I honestly predict a slew of marriages. I won’t lie and say it’s not something I’ve considered, either. I highly doubt Roommate would go for it, bc she’s of the rebellious and principled variety, but still.
If you want to talk about it, I’m really curious about this, because it wasn’t clear to me there was anyone still in this group. I’d love to know more about it.
I’m definitely fucked for the rest of my life at this point due to my reliance on a biological being on my medical record. I was in a messy situation before the ACA, with no health care coverage and rapidly degrading joints, and the only thing constant about my health care situation now is a low-level panic that it could be taken away at any point.

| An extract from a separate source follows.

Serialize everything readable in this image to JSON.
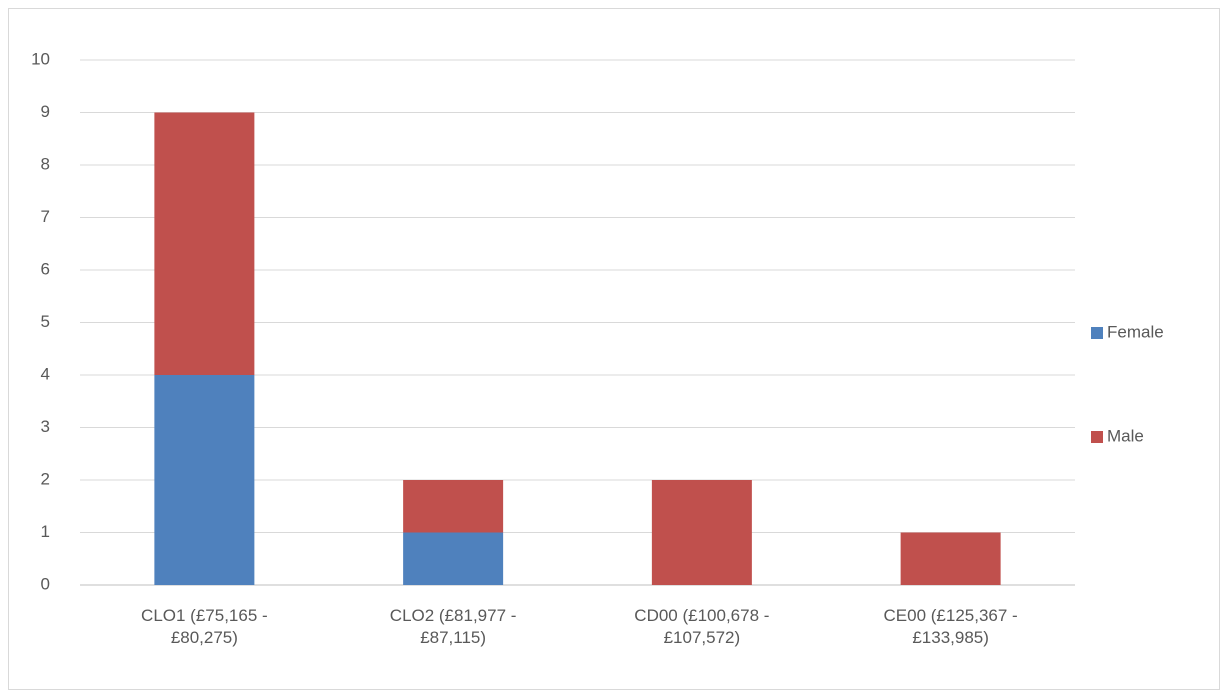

I’ve personally been witness to at least 3 different health insurance marriages, 2 immigration marriages, and 2 financial aid marriages (if you’re under 24 in the US you need your parents’ information for financial aid, unless you’re married or military or have kids. If you’re no-contact with them, getting married can mean you can expedite the process).
Oh, that was unclear-sorry! I meant if the ACA all goes away I will be back in that group again bc I have a degenerative disability, not a short term/temporary thing. I have no advice for your situation unfortunately, I’d be sunk if I were on my own (in a lot of ways) <3
Oh thanks! I was worried there was something that I didn’t know about that and it seems like something I should talk about on the show!
For myself: I might just to get a corporate job (never had one, what are those like lool) or have to get married which not a thing I’m generally jazzed about (and then SSO would have to keep the fancy-pants job.) Germany and Ireland would take me as far as I can tell, the UK and Canada would not.
Before I was married I did corporate jobs and worked at a college for a few years (doing software things), and both of those did have good coverage plus other benefits, but I was able to do full time hours at that point, so yeah.
Yea, I’m extremely lucky that for the moment, as long as I keep having access to Miracle Drug then I will be able to do full-time hours. I’m just not super employable in large corporations due to my extremely non-profit-y and small business skillsets. Also, I umm, like my current situation, except for scary scary health insurance situation.